Disruption of both ROCK1 and ROCK2 genes in cardiomyocytes promotes autophagy and reduces cardiac fibrosis during aging

Abstract

In this study, we investigated the pathophysiological impact of Rho-associated coiled-coil–containing protein kinase (ROCK)1 and ROCK2 double deletion vs. single deletion on cardiac remodeling. Utilizing a cardiomyocyte-specific and tamoxifen-inducible MerCreMer recombinase (MCM), 3 mouse lines (MCM/ROCK1fl/fl/ROCK2fl/fl, MCM/ROCK1fl/fl, and MCM/ROCK2fl/fl) were generated. As early as 5 d after inducible deletion, the double ROCK knockout hearts exhibited reduced phosphorylation of myosin light chain (MLC) and focal adhesion kinase (FAK), supporting a role for ROCK activity in regulating the nonsarcomeric cytoskeleton. Moreover, the autophagy marker microtubule-associated proteins 1A-1B light chain 3B was increased in the double ROCK knockout, and these early molecular features persisted throughout aging. Mechanistically, the double ROCK knockout promoted age-associated or starvation-induced autophagy concomitant with reduced protein kinase B (AKT), mammalian target of rapamycin (mTOR), Unc-51–like kinase signaling, and cardiac fibrosis.
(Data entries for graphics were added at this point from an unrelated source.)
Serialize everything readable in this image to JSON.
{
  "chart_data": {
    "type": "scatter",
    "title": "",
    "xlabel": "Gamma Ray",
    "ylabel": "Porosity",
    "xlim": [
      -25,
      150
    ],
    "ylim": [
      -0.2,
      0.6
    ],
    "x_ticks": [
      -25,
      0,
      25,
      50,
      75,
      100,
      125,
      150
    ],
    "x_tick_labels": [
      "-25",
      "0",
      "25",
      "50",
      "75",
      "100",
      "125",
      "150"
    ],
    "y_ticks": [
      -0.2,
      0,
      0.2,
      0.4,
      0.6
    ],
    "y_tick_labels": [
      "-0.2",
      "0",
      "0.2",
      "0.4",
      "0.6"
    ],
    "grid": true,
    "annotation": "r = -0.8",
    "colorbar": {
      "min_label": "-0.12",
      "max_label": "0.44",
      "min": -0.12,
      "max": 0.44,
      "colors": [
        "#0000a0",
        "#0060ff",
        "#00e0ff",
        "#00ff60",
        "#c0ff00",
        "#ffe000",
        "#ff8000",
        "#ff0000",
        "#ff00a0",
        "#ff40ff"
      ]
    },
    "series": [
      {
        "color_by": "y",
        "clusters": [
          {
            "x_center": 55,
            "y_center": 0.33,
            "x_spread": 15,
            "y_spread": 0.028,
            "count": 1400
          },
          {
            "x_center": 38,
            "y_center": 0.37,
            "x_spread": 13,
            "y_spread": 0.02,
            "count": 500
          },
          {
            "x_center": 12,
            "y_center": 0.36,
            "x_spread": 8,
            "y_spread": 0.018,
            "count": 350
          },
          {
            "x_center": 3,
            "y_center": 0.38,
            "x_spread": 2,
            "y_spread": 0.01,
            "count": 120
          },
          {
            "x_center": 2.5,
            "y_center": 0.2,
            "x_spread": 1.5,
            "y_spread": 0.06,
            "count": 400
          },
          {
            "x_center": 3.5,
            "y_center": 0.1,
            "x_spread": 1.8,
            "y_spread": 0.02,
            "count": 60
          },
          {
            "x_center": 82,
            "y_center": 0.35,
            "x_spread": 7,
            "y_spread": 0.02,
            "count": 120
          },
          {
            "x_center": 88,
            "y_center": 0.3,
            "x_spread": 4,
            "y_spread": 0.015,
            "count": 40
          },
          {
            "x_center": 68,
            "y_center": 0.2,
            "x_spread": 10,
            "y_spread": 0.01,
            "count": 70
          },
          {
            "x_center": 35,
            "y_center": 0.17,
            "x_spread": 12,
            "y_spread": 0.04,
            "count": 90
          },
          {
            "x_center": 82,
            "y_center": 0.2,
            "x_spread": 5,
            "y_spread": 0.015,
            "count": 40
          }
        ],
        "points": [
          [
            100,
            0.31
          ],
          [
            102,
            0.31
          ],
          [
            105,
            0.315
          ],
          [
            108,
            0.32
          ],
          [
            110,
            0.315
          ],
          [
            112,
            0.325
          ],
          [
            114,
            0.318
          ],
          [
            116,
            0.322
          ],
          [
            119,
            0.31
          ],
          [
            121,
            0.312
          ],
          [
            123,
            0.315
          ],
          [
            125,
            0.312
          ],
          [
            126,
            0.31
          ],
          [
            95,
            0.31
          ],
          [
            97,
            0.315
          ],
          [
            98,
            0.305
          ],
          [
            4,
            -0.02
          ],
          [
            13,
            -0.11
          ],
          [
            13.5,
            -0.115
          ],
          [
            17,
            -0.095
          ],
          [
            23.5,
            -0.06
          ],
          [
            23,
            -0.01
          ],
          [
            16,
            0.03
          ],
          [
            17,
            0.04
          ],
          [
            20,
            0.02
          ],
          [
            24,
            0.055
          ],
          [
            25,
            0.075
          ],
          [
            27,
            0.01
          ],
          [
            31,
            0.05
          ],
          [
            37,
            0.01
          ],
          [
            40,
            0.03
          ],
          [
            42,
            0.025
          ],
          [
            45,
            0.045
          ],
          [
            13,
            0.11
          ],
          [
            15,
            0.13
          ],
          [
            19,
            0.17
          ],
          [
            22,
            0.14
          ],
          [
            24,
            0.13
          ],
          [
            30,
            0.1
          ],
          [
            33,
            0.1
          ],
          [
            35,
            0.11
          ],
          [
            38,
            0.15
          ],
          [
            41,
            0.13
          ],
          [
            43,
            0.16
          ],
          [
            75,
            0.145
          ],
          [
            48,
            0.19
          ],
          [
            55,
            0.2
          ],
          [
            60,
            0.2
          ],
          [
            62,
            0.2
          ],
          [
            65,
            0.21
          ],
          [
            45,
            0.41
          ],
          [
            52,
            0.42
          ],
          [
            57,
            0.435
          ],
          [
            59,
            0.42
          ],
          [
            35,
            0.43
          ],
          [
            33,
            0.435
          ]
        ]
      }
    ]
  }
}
In contrast, ROCK2 knockout hearts showed increased phosphorylated (p)-MLC and p-FAK levels, which were mostly attributable to a compensatory ROCK1 overactivation. Autophagy was inhibited at the baseline accompanying increased mTOR activity, leading to increased cardiac fibrosis in the ROCK2 knockout hearts. Finally, the loss of ROCK1 had no significant effect on p-MLC and p-FAK levels, mTOR signaling, or autophagy at baseline. In summary, deletions of ROCK isoforms in cardiomyocytes have different, even opposite, effects on endogenous ROCK activity and the MLC/FAK/AKT/mTOR signaling pathway, which is involved in autophagy and fibrosis of the heart.